As a trilingual, who speaks languages from three different language families (English, Hindi, and Kannada), the diversity of representing temporal phenomena is fascinating. From differences in morphology, all the way to how the notion of time is treated in these languages, everything in between differs significantly. That is not to say, however, that there are no common properties at all. That fact that the aim of event representation in all these languages is to capture temporally significant phenomena allows some common properties to arise from the various syntactic, semantic, and morphological features used in these representations.
This thesis is a culmination of the work done on event detection, annotation, and analysis. We present here the development of the detection of events on a large scale for low resource languages in two ways from a computational and a linguistic perspective. From the linguistic perspective, we discuss the creation of a language specific event annotation and representation task for Kannada, a morphologically rich resource poor Dravidian language and Hindi, a popular Indo-Aryan language.
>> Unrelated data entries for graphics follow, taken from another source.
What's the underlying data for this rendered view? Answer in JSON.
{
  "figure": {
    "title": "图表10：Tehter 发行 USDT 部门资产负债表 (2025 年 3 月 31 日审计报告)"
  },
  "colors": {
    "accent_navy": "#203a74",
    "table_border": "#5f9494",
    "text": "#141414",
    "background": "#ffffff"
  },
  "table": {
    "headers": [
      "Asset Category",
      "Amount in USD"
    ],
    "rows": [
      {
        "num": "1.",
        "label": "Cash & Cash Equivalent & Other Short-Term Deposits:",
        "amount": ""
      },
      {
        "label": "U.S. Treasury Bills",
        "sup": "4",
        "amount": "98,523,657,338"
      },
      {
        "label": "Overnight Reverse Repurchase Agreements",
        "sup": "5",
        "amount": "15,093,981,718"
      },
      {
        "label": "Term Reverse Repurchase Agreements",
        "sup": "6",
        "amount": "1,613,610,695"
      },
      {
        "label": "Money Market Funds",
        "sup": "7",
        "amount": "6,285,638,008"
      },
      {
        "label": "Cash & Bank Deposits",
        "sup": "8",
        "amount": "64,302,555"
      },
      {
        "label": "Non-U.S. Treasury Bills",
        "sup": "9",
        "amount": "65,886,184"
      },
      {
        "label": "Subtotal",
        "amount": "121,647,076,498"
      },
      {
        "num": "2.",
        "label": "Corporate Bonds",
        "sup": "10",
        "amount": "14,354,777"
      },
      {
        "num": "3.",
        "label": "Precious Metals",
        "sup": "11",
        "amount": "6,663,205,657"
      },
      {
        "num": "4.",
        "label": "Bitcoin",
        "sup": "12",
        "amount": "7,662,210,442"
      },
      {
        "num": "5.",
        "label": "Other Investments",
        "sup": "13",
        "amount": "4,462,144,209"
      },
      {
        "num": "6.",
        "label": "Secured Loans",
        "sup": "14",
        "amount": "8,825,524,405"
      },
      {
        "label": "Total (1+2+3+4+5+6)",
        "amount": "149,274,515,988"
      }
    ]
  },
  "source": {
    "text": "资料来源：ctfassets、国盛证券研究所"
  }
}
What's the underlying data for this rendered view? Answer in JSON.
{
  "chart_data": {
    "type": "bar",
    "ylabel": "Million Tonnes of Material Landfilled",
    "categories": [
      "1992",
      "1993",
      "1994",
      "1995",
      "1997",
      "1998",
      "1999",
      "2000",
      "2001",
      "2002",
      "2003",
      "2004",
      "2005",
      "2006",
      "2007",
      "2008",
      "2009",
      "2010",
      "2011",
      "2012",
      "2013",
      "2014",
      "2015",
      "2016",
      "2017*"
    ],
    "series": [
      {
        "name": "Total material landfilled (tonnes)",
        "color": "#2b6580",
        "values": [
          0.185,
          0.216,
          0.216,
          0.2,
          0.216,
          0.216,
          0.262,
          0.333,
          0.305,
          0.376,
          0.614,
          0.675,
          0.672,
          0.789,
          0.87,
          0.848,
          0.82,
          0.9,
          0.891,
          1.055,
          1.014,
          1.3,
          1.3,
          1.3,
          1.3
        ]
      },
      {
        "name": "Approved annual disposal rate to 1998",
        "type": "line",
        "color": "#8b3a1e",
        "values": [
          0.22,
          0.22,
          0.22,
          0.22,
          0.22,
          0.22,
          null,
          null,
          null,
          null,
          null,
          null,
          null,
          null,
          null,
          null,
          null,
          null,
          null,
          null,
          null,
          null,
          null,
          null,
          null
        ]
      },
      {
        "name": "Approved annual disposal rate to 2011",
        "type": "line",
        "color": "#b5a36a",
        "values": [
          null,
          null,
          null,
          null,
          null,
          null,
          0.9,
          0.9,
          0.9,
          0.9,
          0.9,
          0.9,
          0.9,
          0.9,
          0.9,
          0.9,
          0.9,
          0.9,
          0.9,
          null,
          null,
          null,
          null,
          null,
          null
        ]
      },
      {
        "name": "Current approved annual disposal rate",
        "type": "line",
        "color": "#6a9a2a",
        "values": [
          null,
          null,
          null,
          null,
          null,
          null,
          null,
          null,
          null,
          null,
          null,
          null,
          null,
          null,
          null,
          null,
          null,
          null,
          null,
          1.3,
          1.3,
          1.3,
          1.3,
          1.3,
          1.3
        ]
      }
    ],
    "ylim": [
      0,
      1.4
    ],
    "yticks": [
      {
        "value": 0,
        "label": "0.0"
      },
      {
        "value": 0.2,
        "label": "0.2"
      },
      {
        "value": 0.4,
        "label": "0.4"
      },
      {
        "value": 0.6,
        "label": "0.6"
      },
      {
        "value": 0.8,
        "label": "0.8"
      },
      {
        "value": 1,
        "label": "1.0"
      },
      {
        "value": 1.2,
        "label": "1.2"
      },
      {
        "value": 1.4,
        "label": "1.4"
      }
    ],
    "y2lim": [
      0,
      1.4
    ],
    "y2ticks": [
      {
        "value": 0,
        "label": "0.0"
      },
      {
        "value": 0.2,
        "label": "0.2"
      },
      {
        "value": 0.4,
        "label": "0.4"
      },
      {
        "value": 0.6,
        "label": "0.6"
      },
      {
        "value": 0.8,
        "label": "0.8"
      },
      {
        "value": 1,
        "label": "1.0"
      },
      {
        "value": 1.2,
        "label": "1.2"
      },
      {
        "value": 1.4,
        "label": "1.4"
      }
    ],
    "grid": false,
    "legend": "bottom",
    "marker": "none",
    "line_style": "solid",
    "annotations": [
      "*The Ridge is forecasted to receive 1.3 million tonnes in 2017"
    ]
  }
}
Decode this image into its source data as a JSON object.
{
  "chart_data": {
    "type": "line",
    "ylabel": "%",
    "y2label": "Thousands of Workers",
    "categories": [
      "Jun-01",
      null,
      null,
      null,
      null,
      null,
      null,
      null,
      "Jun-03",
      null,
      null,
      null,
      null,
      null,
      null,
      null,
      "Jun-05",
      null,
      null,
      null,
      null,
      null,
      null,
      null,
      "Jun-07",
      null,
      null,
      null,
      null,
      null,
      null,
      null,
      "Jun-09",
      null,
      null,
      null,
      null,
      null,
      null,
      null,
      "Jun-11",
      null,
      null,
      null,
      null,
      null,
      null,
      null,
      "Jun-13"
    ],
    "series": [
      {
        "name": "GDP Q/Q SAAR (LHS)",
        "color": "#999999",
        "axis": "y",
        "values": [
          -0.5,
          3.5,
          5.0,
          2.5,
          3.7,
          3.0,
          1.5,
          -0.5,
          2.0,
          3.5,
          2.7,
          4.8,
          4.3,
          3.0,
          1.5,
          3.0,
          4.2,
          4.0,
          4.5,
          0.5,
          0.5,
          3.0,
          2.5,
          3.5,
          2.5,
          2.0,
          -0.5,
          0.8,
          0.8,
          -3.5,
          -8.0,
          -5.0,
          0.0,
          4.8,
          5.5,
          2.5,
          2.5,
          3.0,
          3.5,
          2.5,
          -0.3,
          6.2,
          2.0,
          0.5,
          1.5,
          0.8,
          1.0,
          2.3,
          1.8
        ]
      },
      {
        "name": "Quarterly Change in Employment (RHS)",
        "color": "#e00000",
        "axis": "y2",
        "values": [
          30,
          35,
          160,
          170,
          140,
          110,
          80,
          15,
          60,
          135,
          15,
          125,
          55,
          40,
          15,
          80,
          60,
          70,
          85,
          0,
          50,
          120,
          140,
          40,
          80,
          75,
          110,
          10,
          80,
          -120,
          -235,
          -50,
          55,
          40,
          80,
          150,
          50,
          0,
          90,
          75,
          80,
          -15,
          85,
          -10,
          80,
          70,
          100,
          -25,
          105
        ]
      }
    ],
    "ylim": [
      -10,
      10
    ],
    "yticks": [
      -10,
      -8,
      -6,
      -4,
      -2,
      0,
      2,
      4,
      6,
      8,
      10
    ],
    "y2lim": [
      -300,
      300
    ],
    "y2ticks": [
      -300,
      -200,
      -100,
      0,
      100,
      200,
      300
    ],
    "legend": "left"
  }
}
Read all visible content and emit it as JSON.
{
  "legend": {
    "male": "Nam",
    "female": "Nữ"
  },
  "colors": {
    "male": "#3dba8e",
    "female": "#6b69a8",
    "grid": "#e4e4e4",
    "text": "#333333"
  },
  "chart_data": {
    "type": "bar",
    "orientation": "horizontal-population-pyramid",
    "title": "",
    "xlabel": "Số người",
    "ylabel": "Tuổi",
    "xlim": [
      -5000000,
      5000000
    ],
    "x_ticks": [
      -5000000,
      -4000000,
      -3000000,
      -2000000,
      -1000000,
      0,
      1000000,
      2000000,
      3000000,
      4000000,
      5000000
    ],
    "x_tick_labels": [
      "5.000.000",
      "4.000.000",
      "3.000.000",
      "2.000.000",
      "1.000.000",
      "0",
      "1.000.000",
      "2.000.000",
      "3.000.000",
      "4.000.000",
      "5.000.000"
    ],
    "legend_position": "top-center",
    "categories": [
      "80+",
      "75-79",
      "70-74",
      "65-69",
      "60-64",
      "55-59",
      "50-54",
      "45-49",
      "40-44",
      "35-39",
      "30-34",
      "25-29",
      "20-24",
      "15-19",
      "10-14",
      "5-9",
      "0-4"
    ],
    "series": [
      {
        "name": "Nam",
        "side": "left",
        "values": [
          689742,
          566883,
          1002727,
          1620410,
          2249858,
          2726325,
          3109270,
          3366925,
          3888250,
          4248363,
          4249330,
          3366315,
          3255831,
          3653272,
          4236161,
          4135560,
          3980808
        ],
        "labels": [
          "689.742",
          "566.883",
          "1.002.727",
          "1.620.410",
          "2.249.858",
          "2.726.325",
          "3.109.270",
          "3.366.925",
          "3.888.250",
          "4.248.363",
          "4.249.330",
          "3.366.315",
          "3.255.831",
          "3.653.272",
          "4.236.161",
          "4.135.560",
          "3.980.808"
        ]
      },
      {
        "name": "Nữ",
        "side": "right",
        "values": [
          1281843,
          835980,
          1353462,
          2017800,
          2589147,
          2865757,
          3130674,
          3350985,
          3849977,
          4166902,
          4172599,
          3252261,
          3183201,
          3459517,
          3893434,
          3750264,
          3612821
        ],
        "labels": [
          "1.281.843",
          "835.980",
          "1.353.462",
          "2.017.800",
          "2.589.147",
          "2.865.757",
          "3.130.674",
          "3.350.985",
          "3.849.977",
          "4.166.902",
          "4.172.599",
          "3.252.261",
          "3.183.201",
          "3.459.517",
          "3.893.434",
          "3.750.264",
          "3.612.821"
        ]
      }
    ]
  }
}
This is one of the first attempts at a large-scale discourse level annotation for Kannada, which can be used for semantic annotation and corpus development for other tasks in the language. From a computational perspective, we investigate leveraging information from resource rich languages and use transfer learning to detect events in a resource poor environment as well. We present a Language Invariant Neural Event Detection (ALINED) architecture. ALINED uses an aggregation of both sub-word level features as well as lexical and structural information.
This thesis has served to increase the repertoire of literature, corpora, and machine learning models for Indian languages, which are known to be resource starved. It is my hope that this work can be used as a stepping stone towards making progress in NLP for Indian languages. I provide here a mechanism to leverage resource rich languages for improving the state of other resource poor languages.